Com o prefeito já contando com maioria, redução de vagas pode diminuir ainda mais o contraponto político e pode comprometer o equilíbrio entre os Poderes e o debate democrático

Foto: Centro de Tecnologia UFRJ

A quantidade de vereadores não foi definida ao acaso. O artigo 29 da Constituição Federal estabelece limites máximos conforme a população, começando em nove para cidades com até 15 mil habitantes e chegando a 55 nos municípios com mais de 8 milhões. A regra, reformulada pela Emenda Constitucional nº 58/2009, buscou corrigir distorções e equilibrar representação política e gastos das Câmaras.

Com população estimada em 53.264 habitantes em 2025, Taquaritinga está na faixa de 50.001 a 80 mil moradores, para a qual a Constituição permite até 15 vereadores — exatamente a composição atual do Legislativo local.

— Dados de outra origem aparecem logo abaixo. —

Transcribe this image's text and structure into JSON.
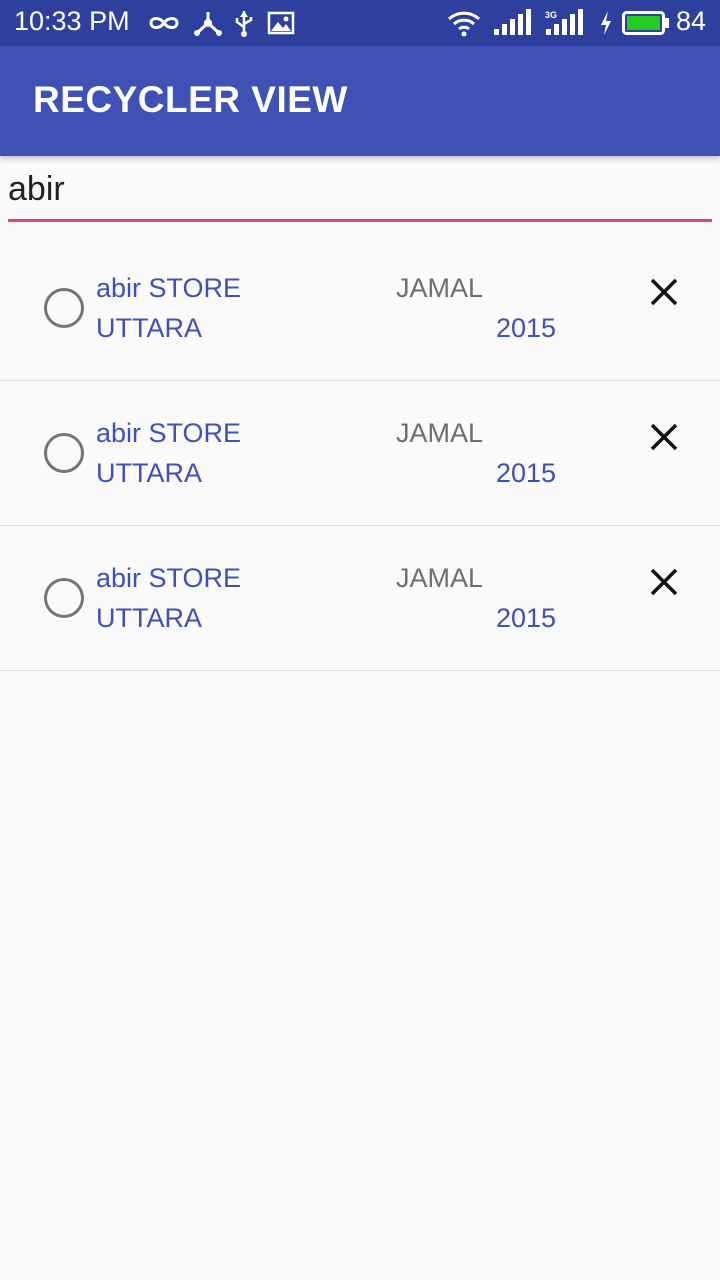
{
  "status_bar": {
    "time": "10:33 PM",
    "battery_level": "84",
    "left_icons": [
      "infinity-icon",
      "network-hub-icon",
      "usb-icon",
      "image-icon"
    ],
    "right_icons": [
      "wifi-icon",
      "signal-icon",
      "signal-3g-icon",
      "charging-icon",
      "battery-icon"
    ],
    "battery_color": "#22cc22"
  },
  "app_bar": {
    "title": "RECYCLER VIEW",
    "color": "#3f51b5"
  },
  "search": {
    "value": "abir",
    "underline_color": "#e0457b"
  },
  "items": [
    {
      "store": "abir STORE",
      "owner": "JAMAL",
      "area": "UTTARA",
      "year": "2015"
    },
    {
      "store": "abir STORE",
      "owner": "JAMAL",
      "area": "UTTARA",
      "year": "2015"
    },
    {
      "store": "abir STORE",
      "owner": "JAMAL",
      "area": "UTTARA",
      "year": "2015"
    }
  ]
}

Há quem considere esse número elevado, especialmente pelo custo. Porém, a discussão não pode se limitar à folha de pagamento. Vereadores produzem leis, fiscalizam o orçamento e os atos do prefeito, analisam contas públicas e representam bairros e diferentes setores da sociedade.

Uma Câmara menor pode significar menos vozes, menor diversidade política e redução da capacidade de fiscalização. No debate local, defensores das 15 cadeiras lembram que o Executivo já conta com maioria. Com menos parlamentares, a oposição poderia ficar ainda mais frágil e ter dificuldades para cumprir seu papel.

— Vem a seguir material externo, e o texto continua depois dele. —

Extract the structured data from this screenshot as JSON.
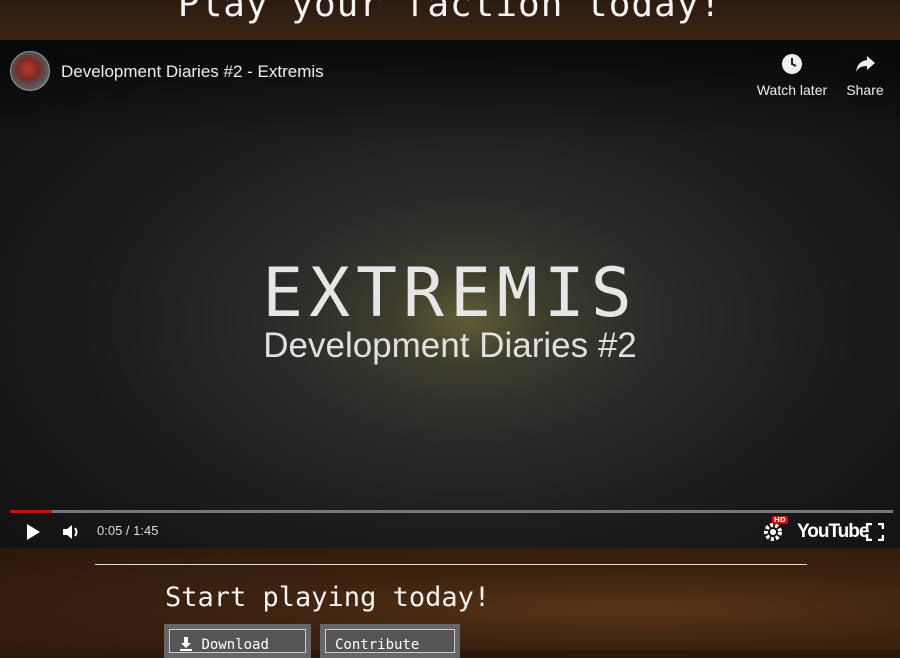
{
  "banner": {
    "headline": "Play your faction today!"
  },
  "video": {
    "title": "Development Diaries #2 - Extremis",
    "actions": {
      "watch_later": "Watch later",
      "share": "Share"
    },
    "thumbnail": {
      "title": "EXTREMIS",
      "subtitle": "Development Diaries #2"
    },
    "player": {
      "time": "0:05 / 1:45",
      "progress": 0.048,
      "brand": "YouTube",
      "hd_badge": "HD"
    },
    "colors": {
      "progress": "#ee0000",
      "hd_badge": "#ee0000"
    },
    "icons": [
      "play-icon",
      "volume-icon",
      "settings-icon",
      "fullscreen-icon",
      "clock-icon",
      "share-icon"
    ]
  },
  "cta": {
    "heading": "Start playing today!",
    "download_label": "Download",
    "contribute_label": "Contribute"
  }
}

Oposição não é sinônimo de obstáculo. Em uma democracia saudável, ela questiona, cobra informações, aponta falhas e apresenta alternativas. Governabilidade é importante, mas a ausência de contraponto pode enfraquecer a fiscalização e o equilíbrio entre os Poderes.

Qualquer alteração deve ser feita por emenda à Lei Orgânica, votada em dois turnos e aprovada por dois terços dos vereadores. A Constituição fixa tetos, não um número automático. Por isso, reduzir cadeiras exige debate responsável, considerando economia, representatividade e a qualidade da democracia municipal.